Research company IDC last year forecast that 2010 would see the volume of digital data stored by everyone on the planet reach 1.2 zettabytes (1.2 billion terabytes), representing growth of 62 per cent over 2009. And by 2020, that volume will have grown by a factor of 44 to 35 trillion gigabytes.
Some of that data will be stored on personal PC or laptop hard drives, smartphone Flash memory, and portable or removable data storage devices. But a far larger volume will come under the enterprise storage remit, meaning IT chiefs will be responsible for finding the space to host it on company servers or storage arrays, and the additional resources required to manage and secure it according to rules and regulations around data protection and retention.
Research from Gartner estimates data capacity in those enterprises is growing by 40-60 per cent per year on average, not enough to cope with demand if IDC’s statistics prove accurate. Its survey of 1,004 companies in eight countries conducted in August 2010 identified data growth as the top data-centre challenge, followed by system performance and scalability, and network congestion and connectivity architecture.
It is the explosion in the volume of unstructured data that is proving especially difficult to handle. Strictly speaking, unstructured data is any electronic file that does not conform to a pre-defined data model or fit into relational database tables, but the term pretty much extends to anything and everything that is not a database file: email, text and word processing documents, web pages, videos, images, audio files, health records, log files, instant messages, social media data and so on.

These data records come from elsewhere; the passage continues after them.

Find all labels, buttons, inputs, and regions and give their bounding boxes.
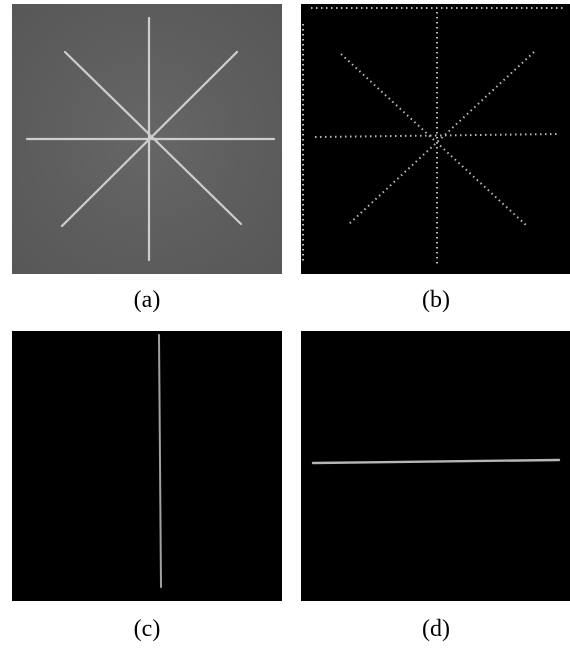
caption-a: (a) [133,287,161,313]
panel-c-background [12,331,282,601]
caption-b: (b) [422,287,450,313]
caption-c: (c) [133,616,161,642]
panel-b-horizontal-line [314,133,560,138]
caption-d: (d) [422,616,450,642]
panel-a-star-pattern [12,4,282,274]
panel-c-vertical-line [158,334,162,588]
panel-b-diagonal-line [348,51,535,225]
panel-d-background [301,331,570,601]
panel-d-image [301,331,570,601]
panel-b-star-pattern [301,4,570,274]
panel-a-diagonal-line [60,50,239,228]
panel-b-diagonal-line [340,53,528,227]
panel-b-background [301,4,570,274]
panel-c-image [12,331,282,601]
panel-d-horizontal-pattern [301,331,570,601]
panel-c-vertical-pattern [12,331,282,601]
panel-a-image [12,4,282,274]
panel-a-diagonal-line [63,50,243,226]
panel-d-horizontal-line [311,458,561,465]
panel-b-image [301,4,570,274]
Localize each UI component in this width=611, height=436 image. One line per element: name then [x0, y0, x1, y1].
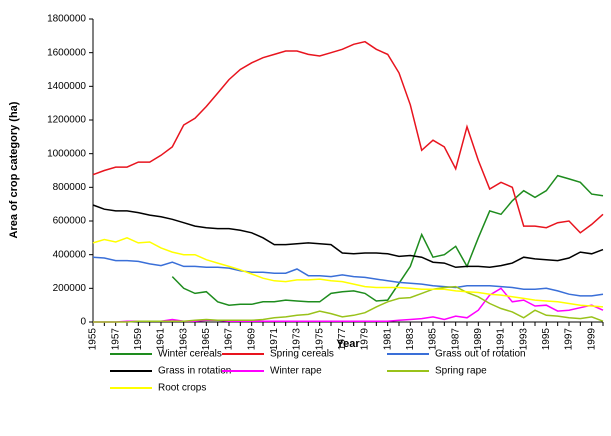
- series-line: [171, 174, 604, 306]
- legend-label: Spring rape: [435, 366, 487, 377]
- series-line: [93, 287, 604, 323]
- x-tick-label: 1973: [292, 328, 303, 351]
- legend-label: Root crops: [158, 383, 206, 394]
- legend-label: Grass in rotation: [158, 366, 231, 377]
- x-tick-label: 1993: [518, 328, 529, 351]
- legend-label: Grass out of rotation: [435, 349, 526, 360]
- legend-label: Winter cereals: [158, 349, 222, 360]
- series-line: [93, 285, 604, 323]
- x-tick-label: 1967: [224, 328, 235, 351]
- series-line: [92, 256, 604, 297]
- x-tick-label: 1963: [178, 328, 189, 351]
- x-tick-label: 1989: [473, 328, 484, 351]
- x-tick-label: 1959: [133, 328, 144, 351]
- x-tick-label: 1979: [360, 328, 371, 351]
- x-tick-label: 1985: [428, 328, 439, 351]
- y-tick-label: 200000: [53, 283, 87, 294]
- y-tick-label: 800000: [53, 182, 87, 193]
- y-tick-label: 0: [80, 317, 86, 328]
- y-axis-title: Area of crop category (ha): [8, 101, 20, 238]
- y-tick-label: 1000000: [47, 148, 86, 159]
- x-tick-label: 1987: [450, 328, 461, 351]
- x-tick-label: 1983: [405, 328, 416, 351]
- y-tick-label: 1600000: [47, 47, 86, 58]
- y-tick-label: 400000: [53, 249, 87, 260]
- y-tick-label: 1800000: [47, 14, 86, 25]
- y-tick-label: 600000: [53, 216, 87, 227]
- x-tick-label: 1999: [586, 328, 597, 351]
- x-tick-label: 1991: [496, 328, 507, 351]
- x-tick-label: 1965: [201, 328, 212, 351]
- x-tick-label: 1955: [88, 328, 99, 351]
- x-tick-label: 1997: [564, 328, 575, 351]
- x-axis-title: Year: [336, 338, 360, 350]
- x-tick-label: 1957: [110, 328, 121, 351]
- x-tick-label: 1971: [269, 328, 280, 351]
- y-tick-label: 1200000: [47, 115, 86, 126]
- series-line: [92, 40, 604, 234]
- x-tick-label: 1969: [246, 328, 257, 351]
- x-tick-label: 1981: [382, 328, 393, 351]
- x-tick-label: 1995: [541, 328, 552, 351]
- series-line: [92, 204, 604, 269]
- y-tick-label: 1400000: [47, 81, 86, 92]
- legend-label: Spring cereals: [270, 349, 334, 360]
- x-tick-label: 1977: [337, 328, 348, 351]
- series-line: [92, 236, 604, 308]
- x-tick-label: 1961: [156, 328, 167, 351]
- x-tick-label: 1975: [314, 328, 325, 351]
- legend-label: Winter rape: [270, 366, 322, 377]
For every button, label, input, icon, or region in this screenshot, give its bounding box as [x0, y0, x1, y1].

And the increasing tendency among some organisations to create and retain multiple copies of that data for backup, disaster recovery, business analytics and e-discovery purposes tends to swell its mass even more.
So how can storage managers predict in advance when they will run out of space? One way is to use storage resource management (SRM) tools to track how full disks currently are and the rate at which information is being added, but these only make sense for larger organisations and can be expensive.
An alternative, more manual approach is simply to look at old backups and use their average rate of growth over time to calculate future rates of growth. From a cost perspective, it is important to fit storage upgrade investment as closely as possible to capacity requirements, and it is usually better to add a small amount of extra disk at regular intervals than perform large-scale upgrades every couple of years or so, say experts.
Whatever approach individual IT de-partments choose to take, there is no doubt that monitoring and managing storage capacity upgrades use up time and resources that could be put to better use elsewhere within the organisation. This is one reason why a growing number of companies are choosing to outsource responsibility for data storage, or specific storage-orientated applications, to third-party providers, with online backup becoming particularly popular and other storage-as-a-service business models beginning to emerge.
Of those polled in a survey of 2,600 IT staff and end users from 13 different countries, conducted by research firm InsightExpress on behalf of networking giant Cisco last year, one in three IT professionals said more than half of their company’s data and applications will be hosted in private clouds by 2013, with others moving at least some of their data to public clouds within the same timeframe.
To date, it is predominantly small businesses that use public cloud-based storage services, such as Amazon Web Services Elastic Compute Cloud, the recent outage of which highlights the risks in trusting mission-critical data to a third party without the reassurance of service level agreements (SLAs) or keeping local copies of the same information.
Many companies also worry about maintaining the control and integrity of data hosted outside their own firewalls, and remain committed to keeping the data itself, if not the applications accessing it, either in-house or within private clouds that have security, reliability and SLAs built into their architecture.
Of those questioned in the Gartner survey, for example, 30 per cent said they planned to build new datacentres of their own by the end of 2011, with more than half saying they would expand their existing datacentres, simultaneously consoli-dating or upgrading existing storage architecture, adding storage management tools, and building extra security measures into in-house systems.